It’s circus time in the ‘Millennium city’

By Rashmi Ranjan Mohanty

Cuttack: Circus, an age-old art, which is striving hard for its existence in the 21st century where people are mostly inclined to digital medium for amusement, is back in the city to refresh the memories of young and old hearts.
Russian Empire Circus, one of the few surviving circus companies in the country, has pitched its tents at the Bali Yatra ground here in the Silver City to warm the cockles of old hearts as well as to provide an opportunity to young ones for whom circus is a new vista for entertainment.
Though the Central government has put a ban on using wild animals like big cats in the shows, the 50-year old Kolkata-based circus troupe of around 150 members having three Russian gymnasts and six Manipuri artists keep the crowd in a state of daze with their incredible callisthenics and stunts.
Rashmi Ranjan Mohanty

Besides, performance of some animals— five elephants, Pomeranian dogs, cockatoos, macaws and parrots— with their funky tricks add glitz to the show.

“After the ban on the use of wild animals, circus has completely failed to lure the crowd. But we are taking all possible steps to fetch maximum audience. We are appointing overseas gymnasts, preparing the ring with special light and sound effects to get maximum footfall,” said Shanu, manager of the circus troupe.

“Apart from being a form of art, circus is also a means of livelihood of these artists who have been working for generations. The government is yet to announce something good for the dying art.
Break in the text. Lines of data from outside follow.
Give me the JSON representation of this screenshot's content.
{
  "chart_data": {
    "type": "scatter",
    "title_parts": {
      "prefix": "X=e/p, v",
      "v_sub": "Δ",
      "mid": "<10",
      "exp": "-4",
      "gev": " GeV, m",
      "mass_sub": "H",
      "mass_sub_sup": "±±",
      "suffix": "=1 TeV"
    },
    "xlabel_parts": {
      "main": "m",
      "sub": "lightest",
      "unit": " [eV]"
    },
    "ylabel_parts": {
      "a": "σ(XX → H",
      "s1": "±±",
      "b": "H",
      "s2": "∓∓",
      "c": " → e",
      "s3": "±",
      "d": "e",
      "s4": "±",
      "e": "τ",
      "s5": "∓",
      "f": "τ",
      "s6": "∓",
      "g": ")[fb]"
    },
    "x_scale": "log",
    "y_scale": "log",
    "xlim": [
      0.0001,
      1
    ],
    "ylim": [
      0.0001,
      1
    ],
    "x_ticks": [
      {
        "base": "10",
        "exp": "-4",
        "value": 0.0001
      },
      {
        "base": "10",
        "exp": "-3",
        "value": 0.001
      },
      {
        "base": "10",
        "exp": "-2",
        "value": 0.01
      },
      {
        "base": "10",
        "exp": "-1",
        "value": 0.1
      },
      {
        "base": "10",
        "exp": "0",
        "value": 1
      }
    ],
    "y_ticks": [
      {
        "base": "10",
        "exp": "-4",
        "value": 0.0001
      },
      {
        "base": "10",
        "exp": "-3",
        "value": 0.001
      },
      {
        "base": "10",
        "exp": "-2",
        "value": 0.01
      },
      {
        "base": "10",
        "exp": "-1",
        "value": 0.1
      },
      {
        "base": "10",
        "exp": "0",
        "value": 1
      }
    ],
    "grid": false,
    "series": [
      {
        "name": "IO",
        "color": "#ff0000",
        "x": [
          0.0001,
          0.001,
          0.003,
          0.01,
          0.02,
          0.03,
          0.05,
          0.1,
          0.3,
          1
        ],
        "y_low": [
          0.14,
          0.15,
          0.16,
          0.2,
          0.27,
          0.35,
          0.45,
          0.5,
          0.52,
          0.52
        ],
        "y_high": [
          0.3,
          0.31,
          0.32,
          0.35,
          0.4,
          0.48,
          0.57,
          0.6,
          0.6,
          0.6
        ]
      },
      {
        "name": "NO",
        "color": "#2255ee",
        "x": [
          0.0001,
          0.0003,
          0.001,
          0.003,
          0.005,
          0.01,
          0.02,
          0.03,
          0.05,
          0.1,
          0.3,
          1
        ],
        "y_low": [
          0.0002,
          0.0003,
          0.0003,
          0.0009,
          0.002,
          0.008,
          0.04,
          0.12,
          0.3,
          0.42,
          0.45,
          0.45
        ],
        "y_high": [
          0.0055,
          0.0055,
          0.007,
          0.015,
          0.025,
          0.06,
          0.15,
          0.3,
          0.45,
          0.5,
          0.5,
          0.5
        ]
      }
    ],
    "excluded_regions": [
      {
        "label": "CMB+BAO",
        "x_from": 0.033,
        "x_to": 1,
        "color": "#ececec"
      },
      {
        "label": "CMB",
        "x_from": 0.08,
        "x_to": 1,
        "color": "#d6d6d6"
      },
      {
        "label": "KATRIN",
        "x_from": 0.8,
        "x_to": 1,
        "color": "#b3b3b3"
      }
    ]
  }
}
We expect that it should come up with some good scheme for us,” a hopeful Shanu added.

Rashmi Ranjan Mohanty

Asked about the maintenance and care of the animals, the manager, said, “We are taking care of them as if they are our own children.  We have two tuskers and three female elephants. We nearly spend Rs 20,000 to Rs 25,000 per day for their maintenance and food even though we don’t make much profit in the business.”

“Besides, we have to pay huge amount of money to the district administration for land, water, electricity. It will be possible for us to make some profit out of the business if the administration charge less amount from us,” Shanu stated.

Surya Mohanty, coordinator of the circus troupe, said, “Since last 30 years, I have been trying to bring circus troupes to the city every year. The government should take some necessary steps for the survival of the age-old art that is on the verge of extinction.”

Rashmi Ranjan Mohanty

The circus troupe, which will have a month-long stay in the city, presently runs three shows daily in the afternoon. While the first show starts at 1 pm and ends at 3.30 pm, the second and third show starts at 4 pm and ends at 6.30 pm. The third show begins at 7 pm and concludes at 9.30 pm.  The tickets are available at Rs 60, Rs 100, Rs 150 and Rs 200.